At the very beginning of the “Cannabis 2.0” panel at the 2019 Billboard Live Music Summit on Tuesday (Nov. 5) at Beverly Hills’ Montage hotel, moderator and Billboard senior editor for industry news Colin Stutz brought up “the elephant in the room”: the spate of vaping-related illnesses and deaths, the majority of which involved THC products, that have cropped up across the country over the past several weeks and months.
The panelists onstage were clear and firm in their assessments: that in the testing of the products that caused such health problems, the legal, regulated vaping products were proven safe to use and those that were not had produced devastating effects.
“The problems are in the black market,” said Mario Guzman, founder of cannabis brand Sherbinskis. “Everything that came out of the legal market was passing [testing].”

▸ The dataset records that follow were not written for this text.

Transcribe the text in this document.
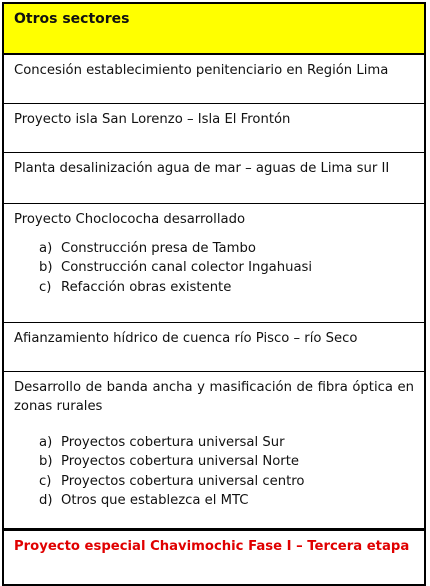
Otros sectores
Concesión establecimiento penitenciario en Región Lima
Proyecto isla San Lorenzo – Isla El Frontón
Planta desalinización agua de mar – aguas de Lima sur II
Proyecto Choclococha desarrollado
a) Construcción presa de Tambo
b) Construcción canal colector Ingahuasi
c) Refacción obras existente
Afianzamiento hídrico de cuenca río Pisco – río Seco
Desarrollo de banda ancha y masificación de fibra óptica en zonas rurales
a) Proyectos cobertura universal Sur
b) Proyectos cobertura universal Norte
c) Proyectos cobertura universal centro
d) Otros que establezca el MTC
Proyecto especial Chavimochic Fase I – Tercera etapa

Guzman was one of five panelists onstage addressing the rising legal cannabis industry and its relationship with the live events business. Joining him were Double Barrel chief brand officer Ann Skalski; Cura Partners / Select vp marketing Jenn Wong; Sonia Hendrix, founder/CEO of Gallery PR; and Gopi Sangha, a longtime Goldenvoice veteran who founded the experiential agency CUSP.
Each of the panelists stressed that the legal market is the best way to keep the public safe — and that much of their jobs involve education, branding and marketing as much as anything else. “Safe access is public safety,” said Skalski. “If the consumer isn’t getting the very best, then I’m not doing my job.” Hendrix noted that of the brands that were tested, three-quarters of those from illicit markets included pesticides, and said that the “important thing is to not scare the public” and push them toward legal products. Added Wong, “All of us are working very hard to normalize the experience of cannabis.”
The introduction of cannabis at live events is still a relatively new industry and, as such, there are many different factors that determine how it can be best utilized in terms of branding, sponsorships and retail. Sangha, whose company has worked with several events that have included cannabis to varying degrees, stressed the importance of promoters planning, evaluating how much they want it to be incorporated into their event and whether such an event will go conservative (nothing at all), slightly conservative (such as including CBD products) or to the most extreme (on-site consumption and retail).
But all of it requires advanced warning, careful planning and coordination with regulators and authorities to make sure all stakeholders are comfortable and general due diligence. “Consumption on-site is possible in recreational states, as Outside Lands showed,” he said, referencing the popular Bay Area festival’s “Grass Lands” section in 2018. “Once we get to a comfort level, we should be treating this no different than alcohol.”
That due diligence for promoters and events also includes making sure that the brands, distributors and financiers are aligned in what they stand for. “Make sure that that cannabis company is also a responsible partner,” stressed Wong.
But if due diligence is done and values are aligned, there’s a big opportunity in involving cannabis with live events. Wong said that “experiential marketing is the future,” saying that cannabis consumers don’t care about influencers shilling for products they don’t use so much as the type of marketing that meets customers where they are, while Sangha said that if promoters show cannabis brands that their products will be important to an event, they could get a six-figure deal. “You can’t just assume people will cut you a big check,” he said. “You have to give value to get value.”
But there are some artists whose involvement in cannabis companies goes beyond the surface or influencer level and can help bring a level of authenticity to a brand or its products — though local brands carried in local dispensaries are often more important to consumers. Guzman spoke about getting his start as a grower nearly two decades ago before teaming up with rapper Berner to create the now-famous gelato strain, though he generally eschews big-name artist branding. In those early days, Guzman said, “We created the modern-day medicine cabinet.”
Still, challenges in the industry remain, largely because of the fractured nature of regional legalization. But there’s a lot of opportunity too. “There’s not a lot of glory in it. You have to find the glory in it,” said Skalski, before adding, “I never want to get away from it.”